The catch is successful, resulting in no lost ships and no pads being damaged.
The catch fails, resulting in one ship being lost and one pad being damaged.

The probability of a successful ship catch is defined as a percentage in Percent chance of ship catch attempt being successful.

So for a given launch, the best scenario is that no vehicles are lost and no pads are damaged, and the worst scenario is that both the booster and the ship are lost and 2 pads are damaged.

When a launch campaign is simulated (the number of launches in the campaign being specified by Number of launches), and the total number of lost boosters, ships and damaged pads is calculated for that specific launch campaign.

When you press Run Simulation, 10000 launch campaigns are simulated and their results collected. The graphs then show the distribution of results. That is, the first graph shows, out of the 10000 simulated campaigns, how many resulted in 0 pads being damaged, how many resulted in 1 pad being damaged etc. It's a pretty basic monte carlo simulation, intended to give you an intuitive feel for how adjusting certain variables (number of flights, success rate of tower catches etc.) makes outcomes more or less likely.

Note: Changing the settings for Number of launch pads, Number of boosters and Number of ships does not actually change the simulation in any way. All it does is change the colours of the bars in the distribution chart. If there are zero failures, that's an ideal case so the bar is green. If there are some failures, but not enough to “run out of vehicles/pads”, that's less than ideal, but the campaign can still be completed, so the bar is orange. If there are enough failures to “run out of vehicles/pads” before the campaign completes then you can't complete the campaign and are not going beyond LEO today, so the bar is red. Purely cosmetic, you can interpret it as you see fit.

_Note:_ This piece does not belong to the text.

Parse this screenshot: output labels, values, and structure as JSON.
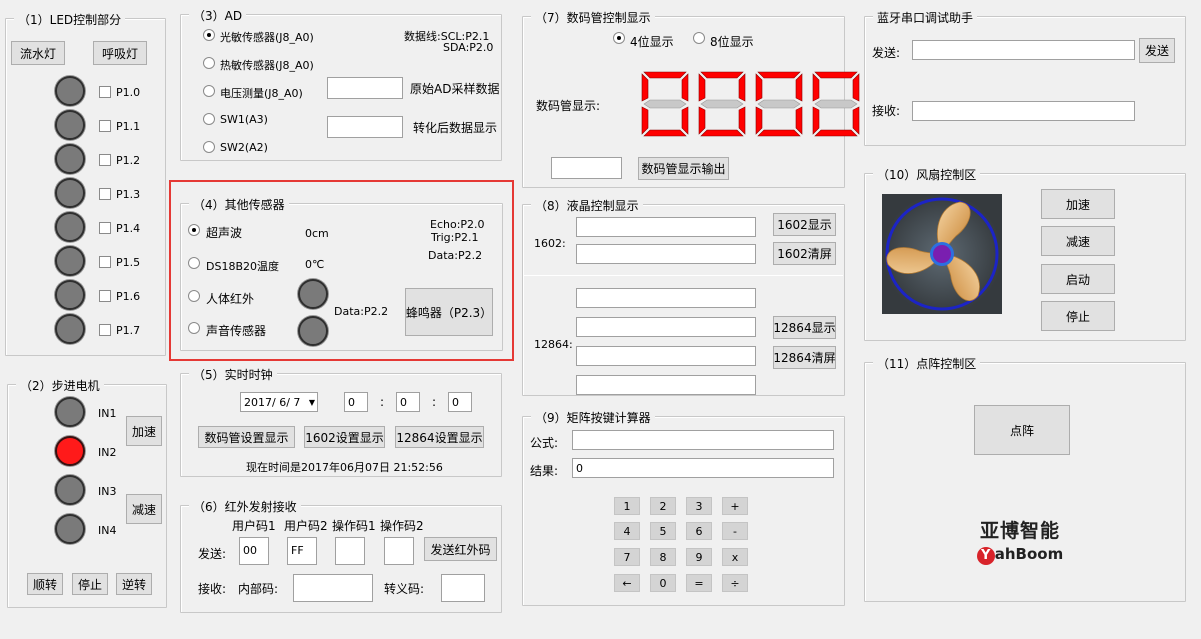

Limitations and considerations

The simulation is very simple, just percentage chances of events happening. No physical simulations.
There is no distinction between an early catch abort (like the off-shore divert Flight 6) and a last moment abort. If a catch is attempted in the simulation, there is risk to the pad. You should read Chance of attempting a catch as the probability of getting to the last moments of a catch attempt where pad damage is a possibility. Lower values here can simulate more early aborts that do not risk pad infrastructure.
There is no way to explicitly specify the probability of a failure prior to stage separation (as in Flight 1) as the booster and the ship are considered separately. However, the outcome of this scenario (both vehicles lost but no pads damaged) is a possible outcome of the simulation.
Similarly, there is no way to explicitly specify the probability of a failure on the pad (similar to AMOS-6). Again, the outcome of this scenario (ship and booster lost and one pad damaged) is a possible outcome of the simulation.
The simulation doesn't consider the success of the refueling mission. There is no way to model a scenario where the ship is unable to complete its refueling mission and the mission must be re-flown. If you want to account for this, just increase the number of launches.
The simulation does not consider the amount of damage a failed catch attempt could do to the launch infrastructure. There is no distinction between “a last second divert resulting in a crater next to the pad" and "a destroyed tower”. I want to avoid an ambiguous “damage percentage” or “days of repair needed” metric that isn't grounded in reality. You are free to interpret the nature of “Damaged Pads” however you wish.
There is no simulation of how quickly SpaceX can fix damaged pads, or replace destroyed vehicles, but as the number available of pads and vehicles is not considered by simulation itself, this doesn't change anything.
There is no simulation of correlated or clustered failures. An issue causing several failures in a row can't be modelled here as each launch is independent. This limitation may bias results to be more optimistic than reality, as certain failure modes are excluded.
There is no simulation of learning and improvement over the course of the campaign, as the reliability probabilities are fixed over the course of a given campaign.
The booster and the ship catch attempts are independent events. While SpaceX currently has ~1 pad, they are building multiple pads at each of their launch sites, so the simulation implicitly assumes that even if the booster damages a pad, there is another one ready to catch the ship. Pad attrition is captured in the “Number of damaged pads” distribution.
There is no simulation of the time window the launches need to occur in. Fuel boil off rates, launch window constraints and turnaround time between launches is almost entirely speculative at this point, so excluding them from the simulation simplifies things massively. This simulation is focused on the risks of repeated catches to vehicle and pad infrastructure. If you want to simulate turnaround times between launches and how that impacts the number of refueling launches needed, you're in the wrong simulation.
There is no simulation of specific launches of fuel depots or the departing beyond LEO starship. These are special cases as involve a launch and potential booster catch, the ships themselves do not return to the launch pad for a catch. The simulation effectively assumes these ships are already in place at the start of the launch campaign.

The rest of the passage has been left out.